None of this bothers me, though. The emotion is real, and the programme is edited in an entertaining way, so I enjoy it. And of course I love to get my weekly fix of all my favourite songs: Dance of the Knights, Clubbed To Death, and the others.

Originally Posted by Willie Wontie:
“He's making a TV programme. The TV programme is shown once a week. He knows that, the contestants know that. The whole show is made for the benefit of the TV viewers (as well as the one winning contestant). That is why he said "Next week's task" rather than "Tomorrow's task". Because "Tomorrow's task" would have had to be refilmed.”
“He's making a TV programme. The TV programme is shown once a week. He knows that, the contestants know that. The whole show is made for the benefit of the TV viewers (as well as the one winning contestant). That is why he said "Next week's task" rather than "Tomorrow's task". Because "Tomorrow's task" would have had to be refilmed.”
Maybe most people find this sort of thing clear and helpful, but I just find that really confusing.
The Apprentice isn’t presented as a live show. We are not supposed to be watching events in real time. We see them going to bed at night and getting up in the morning.
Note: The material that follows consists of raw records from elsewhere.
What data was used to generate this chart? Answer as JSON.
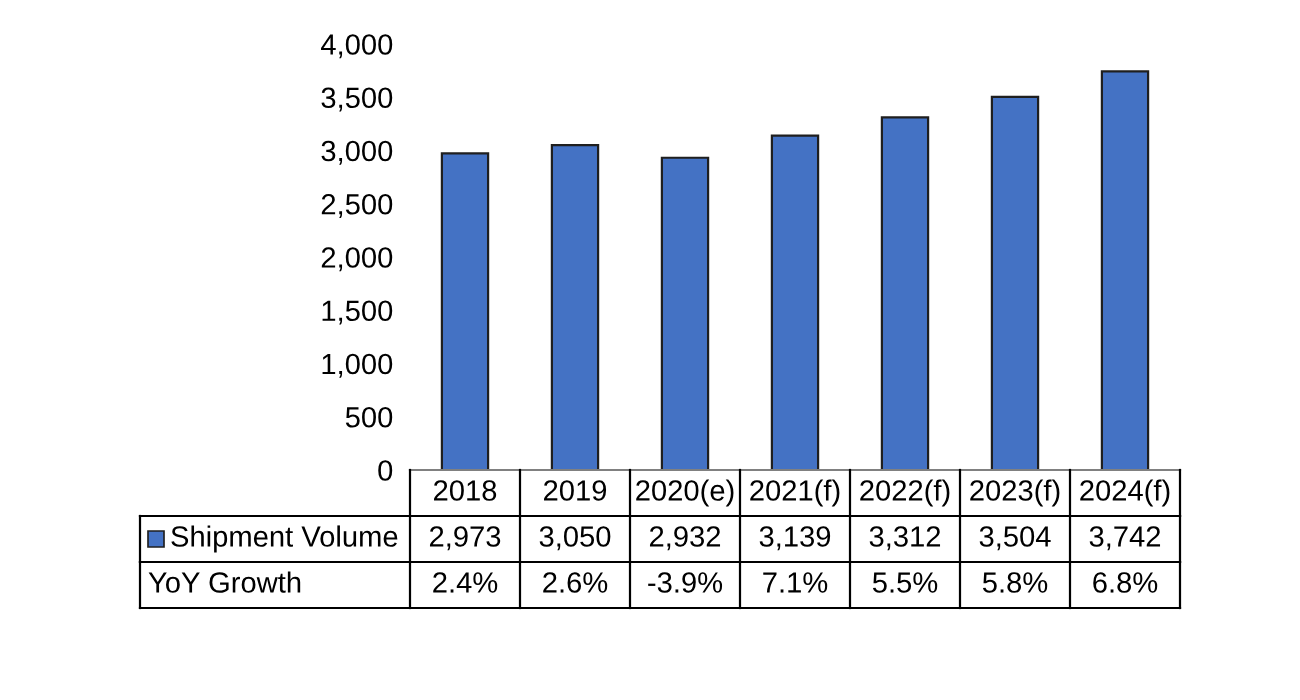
{
  "chart_data": {
    "type": "bar",
    "categories": [
      "2018",
      "2019",
      "2020(e)",
      "2021(f)",
      "2022(f)",
      "2023(f)",
      "2024(f)"
    ],
    "series": [
      {
        "name": "Shipment Volume",
        "color": "#4472c4",
        "values": [
          2973,
          3050,
          2932,
          3139,
          3312,
          3504,
          3742
        ],
        "value_labels": [
          "2,973",
          "3,050",
          "2,932",
          "3,139",
          "3,312",
          "3,504",
          "3,742"
        ]
      }
    ],
    "annotations": [
      "YoY Growth",
      "2.4%",
      "2.6%",
      "-3.9%",
      "7.1%",
      "5.5%",
      "5.8%",
      "6.8%"
    ],
    "ylim": [
      0,
      4000
    ],
    "yticks": [
      {
        "value": 0,
        "label": "0"
      },
      {
        "value": 500,
        "label": "500"
      },
      {
        "value": 1000,
        "label": "1,000"
      },
      {
        "value": 1500,
        "label": "1,500"
      },
      {
        "value": 2000,
        "label": "2,000"
      },
      {
        "value": 2500,
        "label": "2,500"
      },
      {
        "value": 3000,
        "label": "3,000"
      },
      {
        "value": 3500,
        "label": "3,500"
      },
      {
        "value": 4000,
        "label": "4,000"
      }
    ],
    "data_labels": true,
    "grid": false,
    "legend": "bottom"
  }
}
Alan often says “I’ll see you in the morning”. Everything that happens seems to relate to the events as they happened at the time of filming.
So Alan switching between “real time” and “air time” seems needlessly confusing to me. And it makes it feel less like a fly-on-the-wall documentary and more like performance.
Originally Posted by starsailor:
“Most game shows do that. Countdown certainly used to.
Even stuff like deal or no deal they film a sequence of shows in a row.”
“Most game shows do that. Countdown certainly used to.
Even stuff like deal or no deal they film a sequence of shows in a row.”
The difference between Countdown and The Apprentice is that Countdown is supposed to be recorded on the day it’s aired. The fact that they film it all in one go is something of a secret, that they try to cover up by lying outright. They lie about the date. They lie about what they did over the “weekend”. They lie about it being their own birthdays. The Apprentice is not at al like this: it’s supposed to be live, and the programme has never even suggested that tasks take place once a week, or that the episodes were filmed recently.
So if Jeff Stelling says: “I’ll see you tomorrow for more Countdown”, that may mean 10 minutes to him. But if Alan Sugar says “I’ll see you back in here tomorrow”, that is actually supposed to mean the next day. To my knowledge, we’ve never been lied to about the passage of time on the Apprentice.